According to Markus Thielen, head of research at 10x Research, Bitcoin’s familiar four-year cycle still exists, but what drives that rhythm has changed. He told listeners on The Wolf Of All Streets Podcast that the calendar timing of halvings is no longer the main force. Instead, election timing, central bank moves and where money flows now matter more.
Shift From Halving To Politics And Liquidity
Thielen highlighted that Bitcoin’s major peaks in 2013, 2017, and 2021 all happened in the fourth quarter, and he believes these highs match up more closely with election cycles and political uncertainty than with the timing of the halvings.
According to him, there is added market worry about whether the sitting president’s party will keep control of Congress. He said that could shape policy and investor choices, and he mentioned US President Donald Trump when discussing current political odds. The message was clear: politics changes expectations, and expectations move prices.
The four-year cycle is still intact, but it’s driven by midterm elections, not the halving.@markus10x pic.twitter.com/5td8bLgb20
— The Wolf Of All Streets (@scottmelker) December 13, 2025
Liquidity And Institutional Caution
The recent Fed rate cut did not spark the usual broad rally in risk assets. Institutional investors, who now have a larger role in crypto markets, are acting more guardedly as policy signals remain mixed and liquidity looks tighter.
Capital inflows into Bitcoin have slowed compared with last year, Thielen said, removing some of the buying pressure that helped push prices higher before. Arthur Hayes, the BitMEX co-founder, made a similar point in October, saying that global liquidity, not an automatic four-year clock, has always driven the main moves in cryptocurrency. According to Hayes, halvings may line up with rallies sometimes, but they are often coincidental.

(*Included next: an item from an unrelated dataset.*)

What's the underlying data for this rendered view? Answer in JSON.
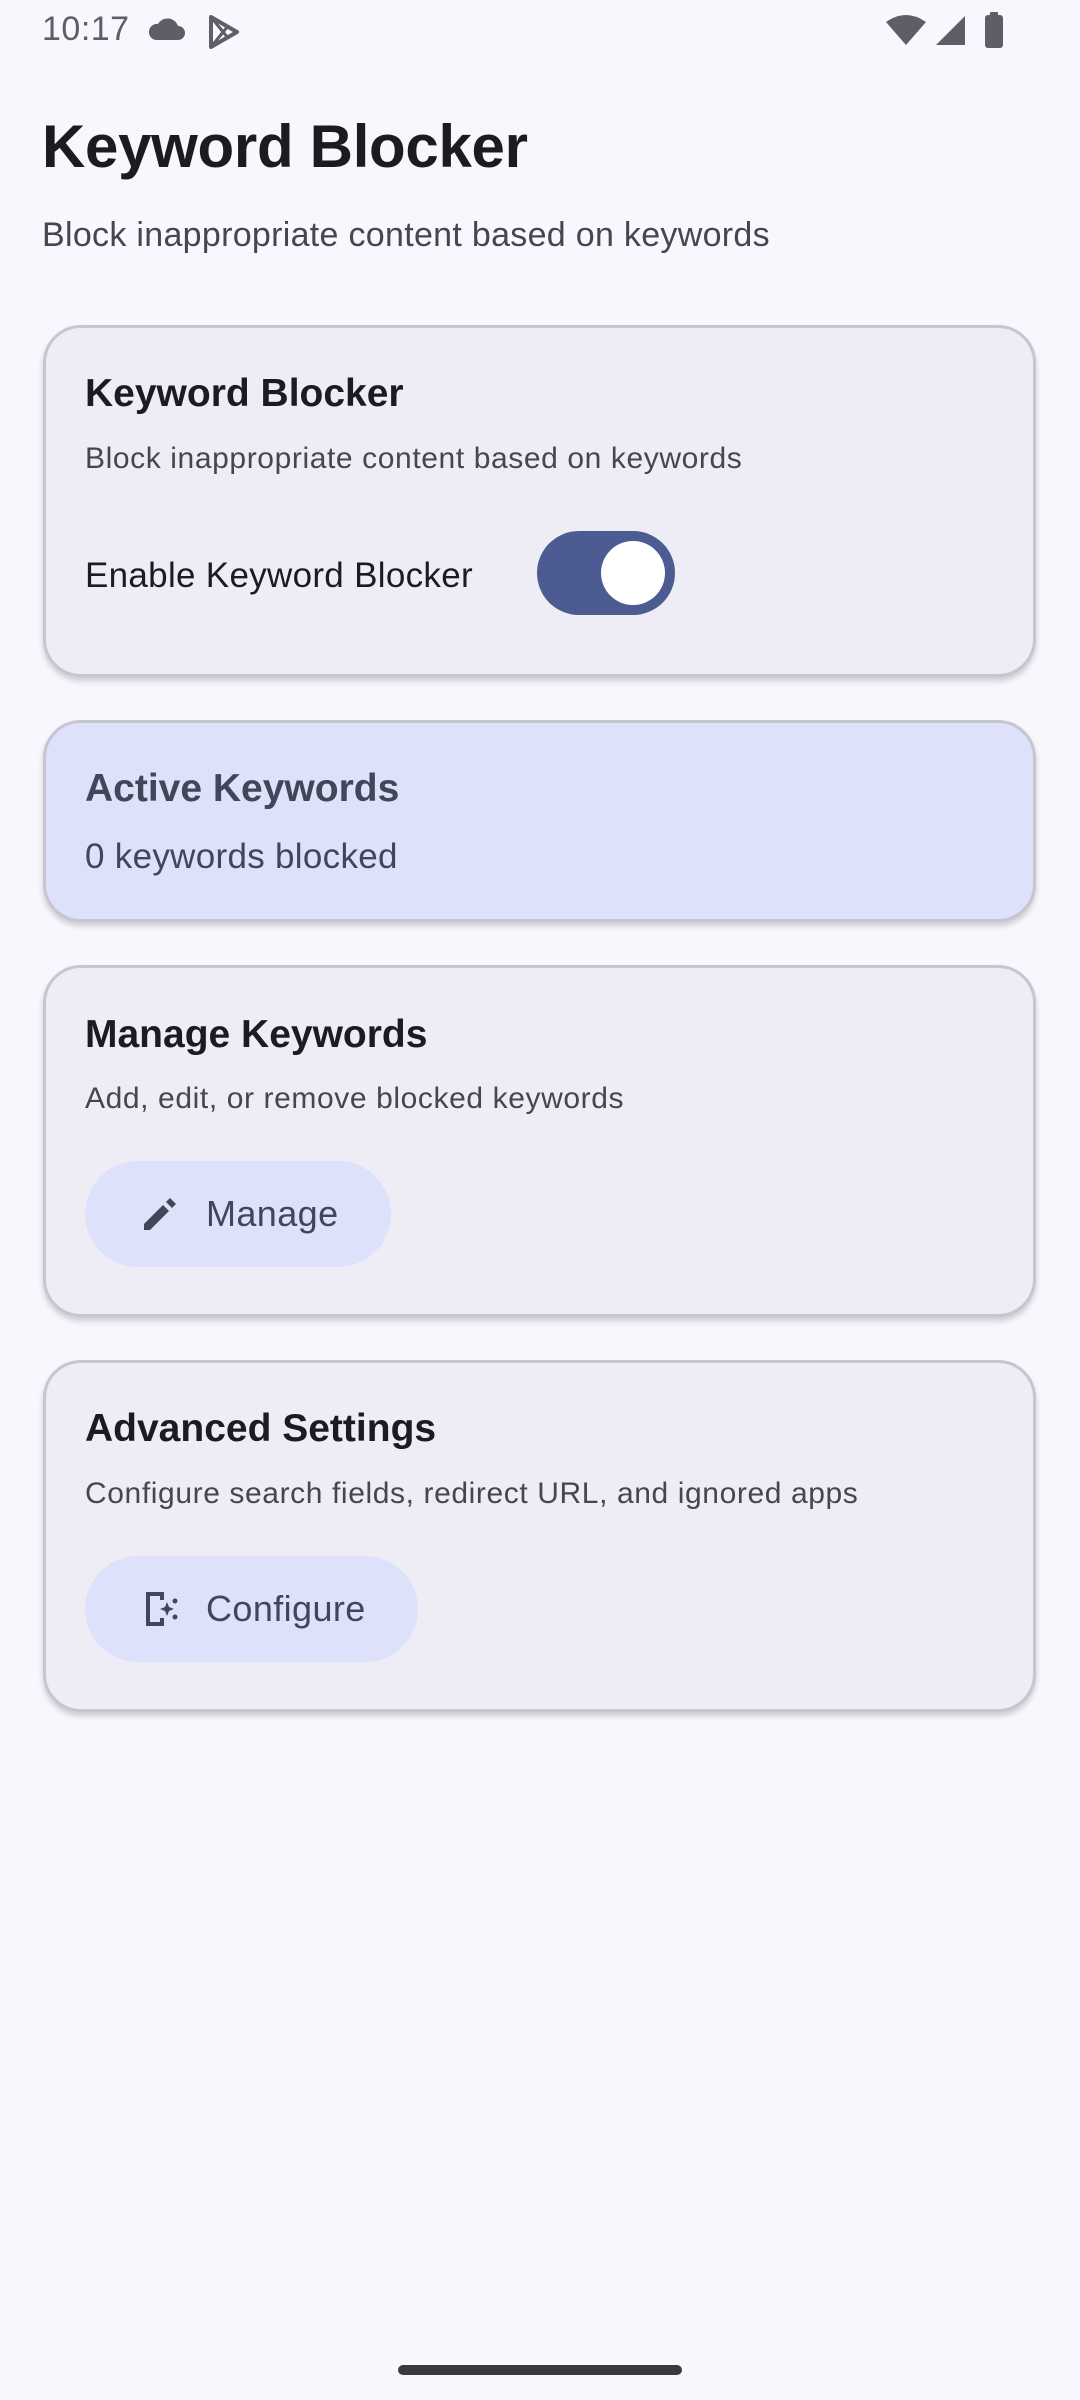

Bitcoin slipped below $90,000 in thin Sunday trading, a sign of fragile demand when volumes are low. Ether showed relative strength while major altcoins lagged. Traders are positioning ahead of a busy week of US data and central bank events, putting premium on signals that affect liquidity and risk appetite. With institutional desks watching macro reads closely, momentum is likely to depend on flows rather than calendar dates.
What This Means For Investors
The clearest takeaway is simple. The four-year pattern can still help frame expectations, but it should not be treated as a rule. Halvings affect supply and miner economics, and they matter to some market actors, but in a market shaped by large funds and ETFs the real fuel is cash and credit conditions.
When liquidity loosens, prices can run. When it tightens, rallies can end. That lesson sits at the center of both Thielen’s and Hayes’s views.
Policy and liquidity are now central to Bitcoin’s cycles. Reports indicate that the pattern has shifted from a purely mechanical schedule to one influenced by broader money conditions and political timelines. Market participants appear to be responding to economic news and central bank signals alongside the block reward schedule.